The particular car I’d been assigned to clean that day belonged to a cop I despised. He was arrogant and rude and had never ceased looking at me like I had some sort of disease once he’d heard I liked girls.  Every time I washed the car he was assigned I swore he left it extra dirty. Not that there was trash or used condoms in the car. I’m pretty sure that would have got him a reprimand or fired or something like that. It just seemed dirtier. Sticky, dusty, like he’d taken a used vacuum cleaner bag and scattered the contents over the backseat and smashed it into the carpets.  I was kneeling on the backseat suctioning the floorboards when a I heard two officers come up behind me. I was in the habit of eavesdropping whenever possible so I shutoff the vacuum and picked up rag and began wiping the seats down. Slowly. Listening.

“Major transport this morning out of Chowchilla, you heard it?”

“Yeah, I heard the chatter, four van convoy, crazy coming over the eighty.”

“Is it her?”

“I hear it is.
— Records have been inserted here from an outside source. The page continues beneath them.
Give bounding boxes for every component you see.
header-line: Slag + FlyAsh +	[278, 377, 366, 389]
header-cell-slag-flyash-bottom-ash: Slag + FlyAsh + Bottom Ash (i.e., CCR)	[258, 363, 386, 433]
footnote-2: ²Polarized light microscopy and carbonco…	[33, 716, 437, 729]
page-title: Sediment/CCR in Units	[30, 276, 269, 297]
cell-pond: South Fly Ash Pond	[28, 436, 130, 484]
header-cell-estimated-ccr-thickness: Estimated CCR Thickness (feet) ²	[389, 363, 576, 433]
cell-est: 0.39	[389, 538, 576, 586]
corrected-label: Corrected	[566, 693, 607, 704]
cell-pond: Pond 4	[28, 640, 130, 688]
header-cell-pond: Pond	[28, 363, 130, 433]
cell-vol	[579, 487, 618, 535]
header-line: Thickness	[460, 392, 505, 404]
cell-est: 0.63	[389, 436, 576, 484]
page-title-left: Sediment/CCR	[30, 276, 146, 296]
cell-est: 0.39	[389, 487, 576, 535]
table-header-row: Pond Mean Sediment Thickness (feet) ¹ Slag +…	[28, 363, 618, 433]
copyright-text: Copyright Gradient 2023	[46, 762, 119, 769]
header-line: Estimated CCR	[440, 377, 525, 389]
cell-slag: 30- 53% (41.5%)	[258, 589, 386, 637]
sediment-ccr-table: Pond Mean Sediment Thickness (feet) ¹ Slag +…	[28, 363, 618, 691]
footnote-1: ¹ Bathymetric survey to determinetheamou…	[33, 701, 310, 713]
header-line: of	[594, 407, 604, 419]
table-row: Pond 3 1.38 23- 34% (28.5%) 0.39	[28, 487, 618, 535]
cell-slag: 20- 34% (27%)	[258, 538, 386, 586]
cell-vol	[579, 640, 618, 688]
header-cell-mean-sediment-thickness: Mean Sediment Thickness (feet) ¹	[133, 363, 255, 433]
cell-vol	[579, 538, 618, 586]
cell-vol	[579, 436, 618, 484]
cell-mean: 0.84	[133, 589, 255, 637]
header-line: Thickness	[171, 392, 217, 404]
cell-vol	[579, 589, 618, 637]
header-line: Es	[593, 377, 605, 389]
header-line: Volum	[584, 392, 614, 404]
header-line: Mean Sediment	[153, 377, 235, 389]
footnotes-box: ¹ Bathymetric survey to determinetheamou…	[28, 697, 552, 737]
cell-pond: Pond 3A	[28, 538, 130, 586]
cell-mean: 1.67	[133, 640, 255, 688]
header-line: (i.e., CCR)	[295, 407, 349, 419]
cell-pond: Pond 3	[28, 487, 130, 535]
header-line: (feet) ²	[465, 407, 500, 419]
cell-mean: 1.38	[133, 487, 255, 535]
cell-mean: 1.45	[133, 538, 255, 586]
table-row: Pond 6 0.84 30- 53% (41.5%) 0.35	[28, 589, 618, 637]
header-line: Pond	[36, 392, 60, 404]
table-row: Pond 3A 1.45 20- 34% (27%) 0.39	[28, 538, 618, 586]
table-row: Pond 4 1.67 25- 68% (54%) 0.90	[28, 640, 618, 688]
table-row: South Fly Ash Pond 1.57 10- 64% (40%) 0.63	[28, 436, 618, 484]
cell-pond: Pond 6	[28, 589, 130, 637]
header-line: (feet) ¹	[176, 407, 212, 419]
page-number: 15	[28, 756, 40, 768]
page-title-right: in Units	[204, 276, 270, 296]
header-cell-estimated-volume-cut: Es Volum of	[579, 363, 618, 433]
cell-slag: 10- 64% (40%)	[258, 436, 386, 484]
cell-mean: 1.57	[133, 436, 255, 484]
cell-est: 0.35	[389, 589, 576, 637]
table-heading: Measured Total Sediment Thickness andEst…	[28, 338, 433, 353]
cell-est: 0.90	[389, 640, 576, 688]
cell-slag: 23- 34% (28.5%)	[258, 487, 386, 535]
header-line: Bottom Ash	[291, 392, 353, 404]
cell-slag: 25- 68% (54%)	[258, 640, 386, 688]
She’s pretty sick. Headed for City Hospital I heard.”

“You’re kidding? All that for her?”

“That’s good. I heard she’s a piece a work.”

“Ahh not anymore, what’s it been? Ten years?”

“More like twenty I think.”

“What’s her name? Janie something Paradise,” he chuckled, “what was she a stripper?”

“Nah I don’t think so and its Lucille. Janie Lucille Paradise and she uses the whole thing you know. Like Jennifer Love Hewitt or Daniel Day Lewis.  Weird story though. Anyway, it’s a no brainer thing. She’s sick, maybe dying I heard. Sort of sad.”

“Are you kidding? Sad? No way. Not sad not after what happened.”

“I guess; I’ll catch you later.”

I stopped wiping down the seat and sat up and looked out into the half-empty police parking lot. The low clouds parted and the sun sent ribbons of light onto the street and the asphalt revealed millions of secret diamonds.

My name is Virgie Barron. I’m twenty-eight years old and I’m going to tell you the story of Janie Lucille Paradise; child, mother, wife, concubine, lunatic, murderer.

To most readers this is likely to be a disturbing story not because of it’s strangeness, although it is certainly strange, but because of it’s tragic familiarity.